I'm beginning to think that when it comes our region, outside of strong ENSO events, ENSO has little correlation on us. We've seen weak events and moderate events which have produced poor snow winters, cold winters, warm winter, prolific snow winters, etc. I know there are stats and data out there on this I just don't know it off the top of my head, but let's say like 55% of weak La Nina winters produced above-average snowfall across the major climo sites...that's not really much of a correlation.
Given where our region is located, there are so many other influences which help shape and define the pattern that I think at the end of the day the overall correlation of ENSO to us is very little (outside of strong events).
I've gone back to the drawing board with assessing La Nina Events, EL Nino events, neutral phases. Starting from scratch with breaking down events by strength (using the oceanic definitions) for the ENS-ONI, ONI, RONI and then looking at SOI data (using Long Paddock method), and then will incorporate MEI data. When it comes to ENSO and defining events, there is so much focus and emphasis on just oceanic SST's but the atmospheric response may be just as critical or hold more weight than the state and structure of SST's.
I've also always wondered how much of an influence patterns over Europe/Asia get the ball rolling.
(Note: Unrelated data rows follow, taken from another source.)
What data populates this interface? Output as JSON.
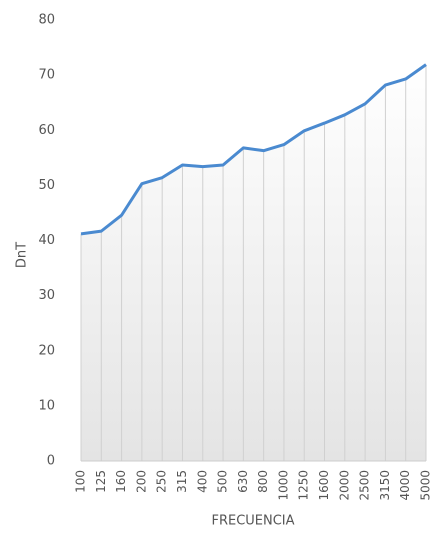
{
  "chart_data": {
    "type": "line",
    "categories": [
      "100",
      "125",
      "160",
      "200",
      "250",
      "315",
      "400",
      "500",
      "630",
      "800",
      "1000",
      "1250",
      "1600",
      "2000",
      "2500",
      "3150",
      "4000",
      "5000"
    ],
    "values": [
      41.2,
      41.7,
      44.6,
      50.3,
      51.4,
      53.7,
      53.4,
      53.7,
      56.8,
      56.3,
      57.4,
      59.9,
      61.3,
      62.8,
      64.8,
      68.2,
      69.3,
      71.9
    ],
    "color": "#4a8ad0",
    "ylim": [
      0,
      80
    ],
    "yticks": [
      0,
      10,
      20,
      30,
      40,
      50,
      60,
      70,
      80
    ],
    "ylabel": "DnT",
    "xlabel": "FRECUENCIA"
  }
}
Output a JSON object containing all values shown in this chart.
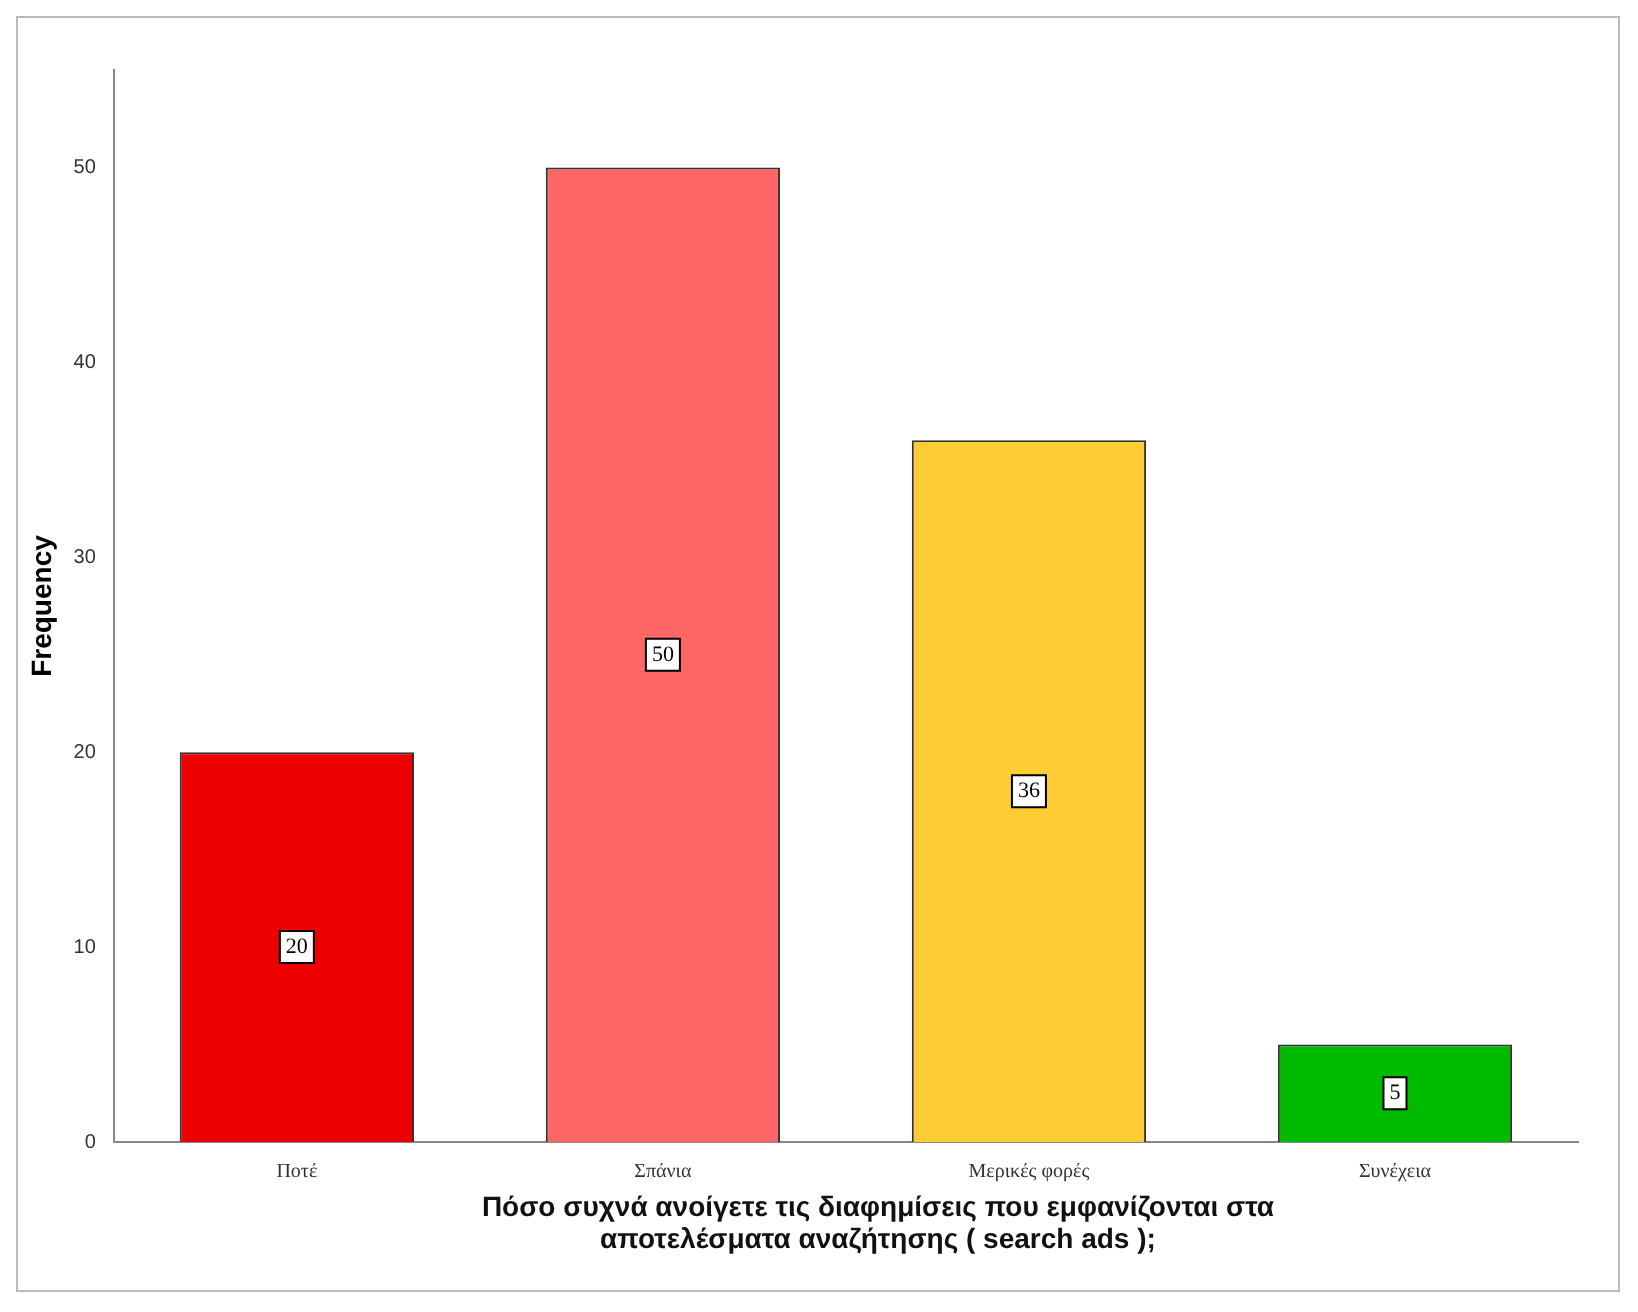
{
  "chart_data": {
    "type": "bar",
    "xlabel": "Πόσο συχνά ανοίγετε τις διαφημίσεις που εμφανίζονται στα αποτελέσματα αναζήτησης ( search ads );",
    "ylabel": "Frequency",
    "categories": [
      "Ποτέ",
      "Σπάνια",
      "Μερικές φορές",
      "Συνέχεια"
    ],
    "values": [
      20,
      50,
      36,
      5
    ],
    "colors": [
      "#ee0000",
      "#ff6666",
      "#ffcc33",
      "#00bb00"
    ],
    "ylim": [
      0,
      55
    ],
    "yticks": [
      0,
      10,
      20,
      30,
      40,
      50
    ],
    "grid": false,
    "legend": false,
    "data_labels": true
  }
}
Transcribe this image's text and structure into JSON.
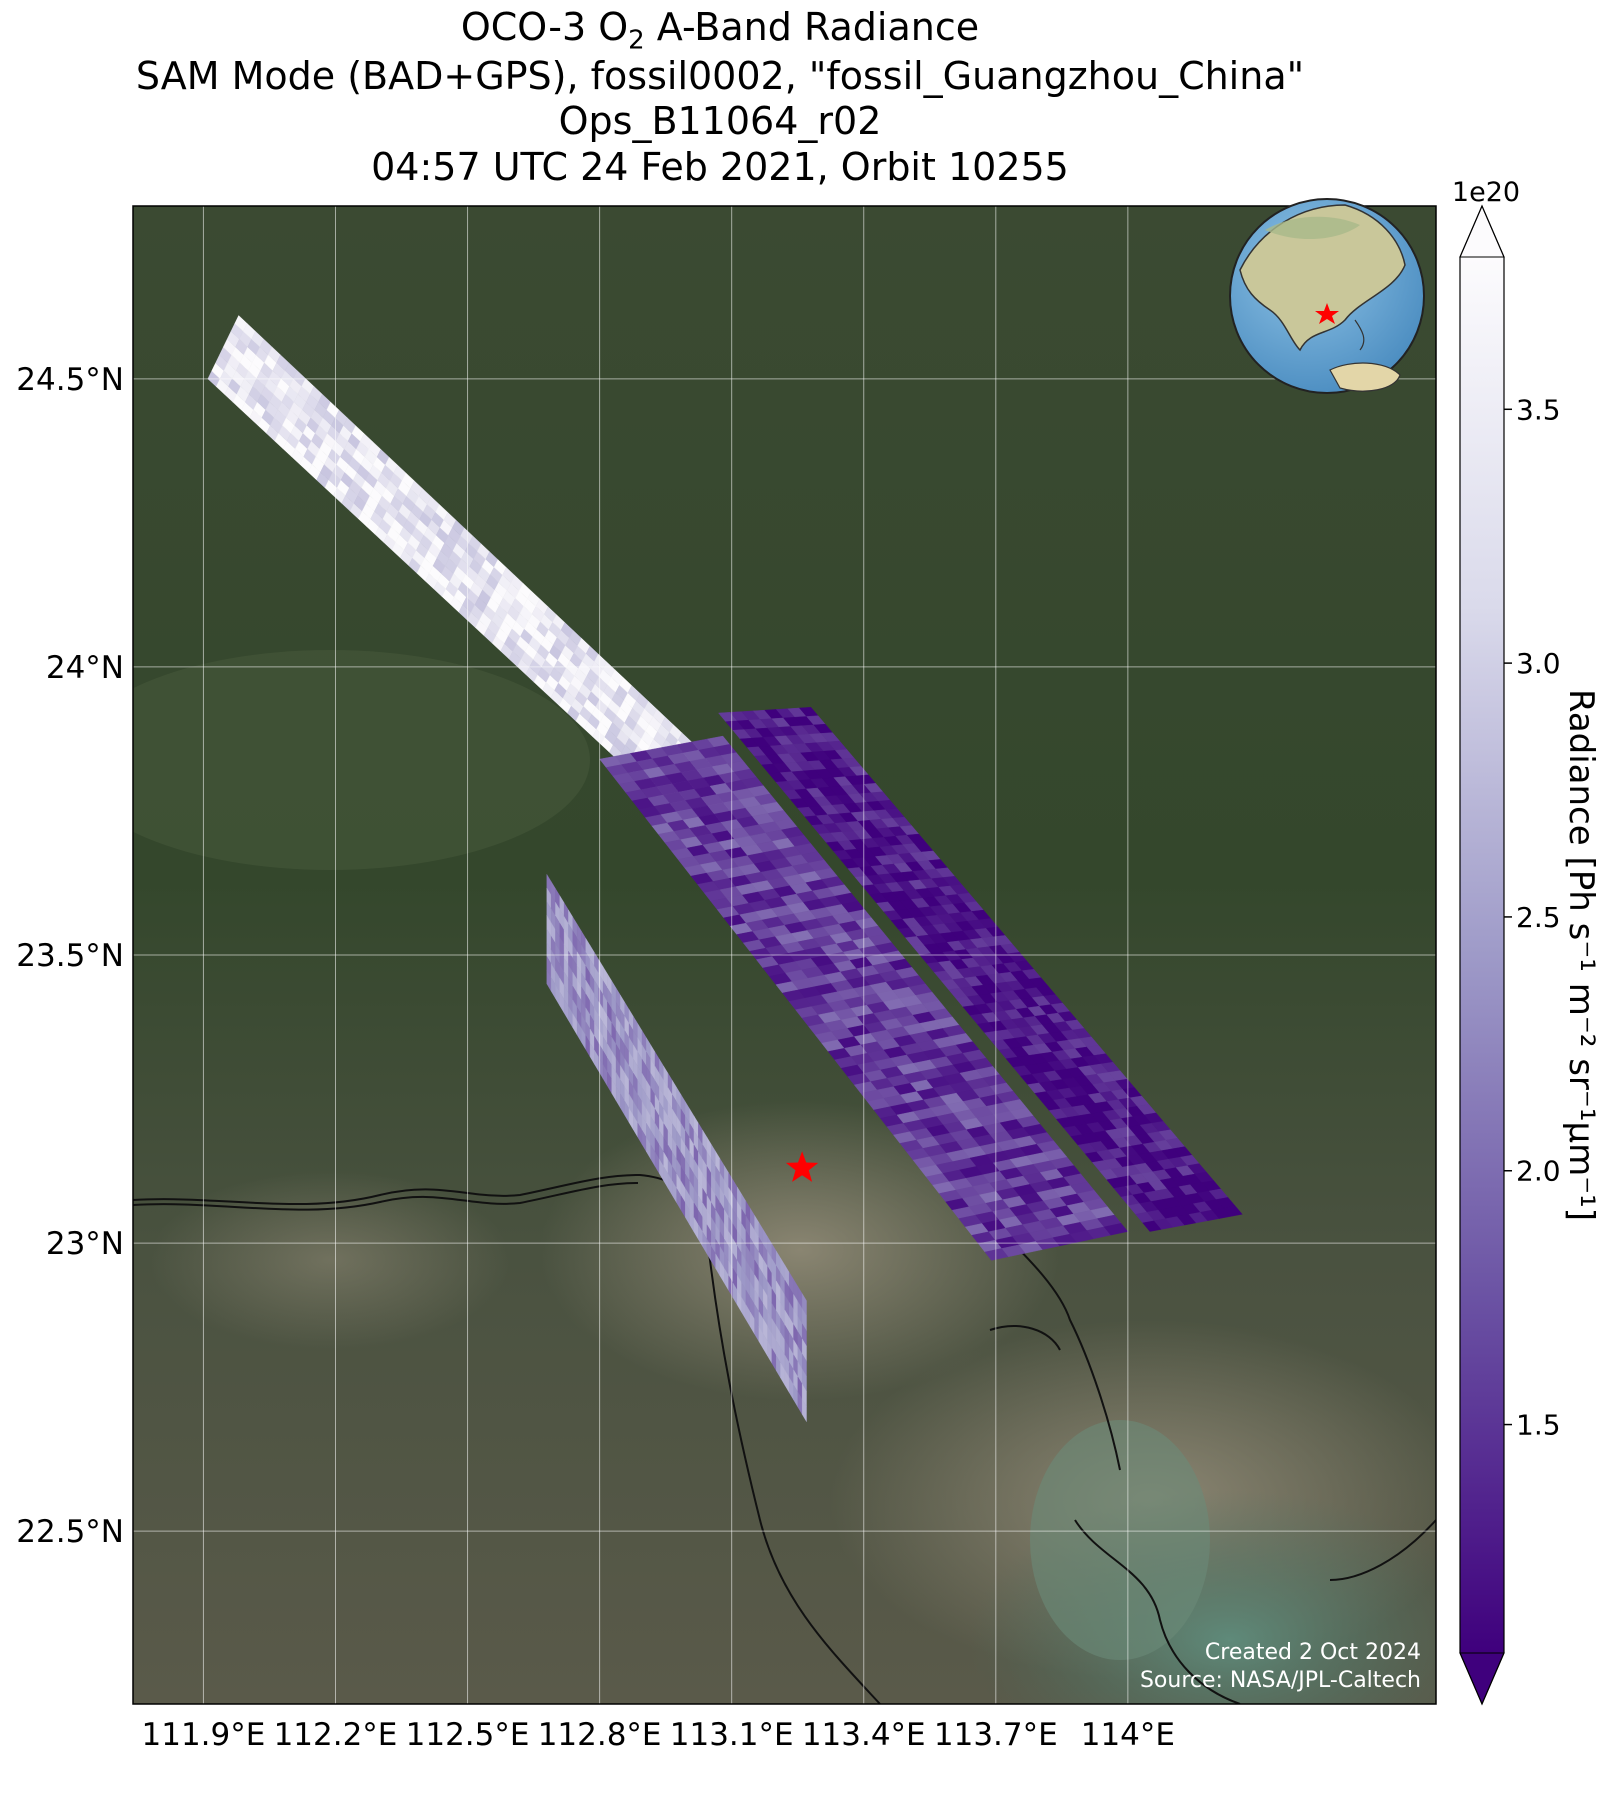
{
  "title": {
    "line1_pre": "OCO-3 O",
    "line1_sub": "2",
    "line1_post": " A-Band Radiance",
    "line2": "SAM Mode (BAD+GPS), fossil0002, \"fossil_Guangzhou_China\"",
    "line3": "Ops_B11064_r02",
    "line4": "04:57 UTC 24 Feb 2021, Orbit 10255"
  },
  "map": {
    "lon_range": [
      111.74,
      114.7
    ],
    "lat_range": [
      22.2,
      24.8
    ],
    "lon_ticks": [
      111.9,
      112.2,
      112.5,
      112.8,
      113.1,
      113.4,
      113.7,
      114.0
    ],
    "lon_tick_labels": [
      "111.9°E",
      "112.2°E",
      "112.5°E",
      "112.8°E",
      "113.1°E",
      "113.4°E",
      "113.7°E",
      "114°E"
    ],
    "lat_ticks": [
      22.5,
      23.0,
      23.5,
      24.0,
      24.5
    ],
    "lat_tick_labels": [
      "22.5°N",
      "23°N",
      "23.5°N",
      "24°N",
      "24.5°N"
    ],
    "grid": true,
    "basemap": "satellite imagery (forest, cities, Pearl River Delta)",
    "target_marker": {
      "icon": "star-icon",
      "color": "#ff0000",
      "lon": 113.26,
      "lat": 23.13
    },
    "inset_globe": {
      "placement": "top-right",
      "icon": "globe-icon",
      "marker_color": "#ff0000"
    }
  },
  "swaths": [
    {
      "name": "upper-left",
      "corners": [
        [
          111.91,
          24.5
        ],
        [
          111.98,
          24.61
        ],
        [
          113.12,
          23.79
        ],
        [
          113.05,
          23.69
        ]
      ],
      "mean_radiance": 3.5
    },
    {
      "name": "center",
      "corners": [
        [
          112.8,
          23.84
        ],
        [
          113.08,
          23.88
        ],
        [
          114.0,
          23.02
        ],
        [
          113.69,
          22.97
        ]
      ],
      "mean_radiance": 1.6
    },
    {
      "name": "right",
      "corners": [
        [
          113.07,
          23.92
        ],
        [
          113.28,
          23.93
        ],
        [
          114.26,
          23.05
        ],
        [
          114.05,
          23.02
        ]
      ],
      "mean_radiance": 1.2
    },
    {
      "name": "lower-left",
      "corners": [
        [
          112.68,
          23.64
        ],
        [
          112.68,
          23.45
        ],
        [
          113.27,
          22.69
        ],
        [
          113.27,
          22.9
        ]
      ],
      "mean_radiance": 2.4
    }
  ],
  "colorbar": {
    "label": "Radiance [Ph s⁻¹ m⁻² sr⁻¹μm⁻¹]",
    "multiplier": "1e20",
    "ticks": [
      1.5,
      2.0,
      2.5,
      3.0,
      3.5
    ],
    "tick_labels": [
      "1.5",
      "2.0",
      "2.5",
      "3.0",
      "3.5"
    ],
    "range": [
      1.05,
      3.8
    ],
    "extend": "both",
    "colormap": "Purples",
    "color_low": "#3f007d",
    "color_mid": "#9e9ac8",
    "color_high": "#fcfbfd"
  },
  "credit": {
    "line1": "Created 2 Oct 2024",
    "line2": "Source: NASA/JPL-Caltech"
  }
}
How the pattern evolves here eventually has downstream ramifications across the PAC...and this is when you introduce influences such as ENSO/MJO activity which help shape the pattern across the PAC...then this eventually has downstream ramifications on the pattern across North America, however, you also have what's going on within the PNA/EPO/NAO/AO domains which will help shape the pattern across North America.
What sucks is we have ENSO data which dates back to the 1800's but obviously that data needs to be used with precaution and we don't have a great database on variables such as OLR, winds, SSTs really until the satellite era began.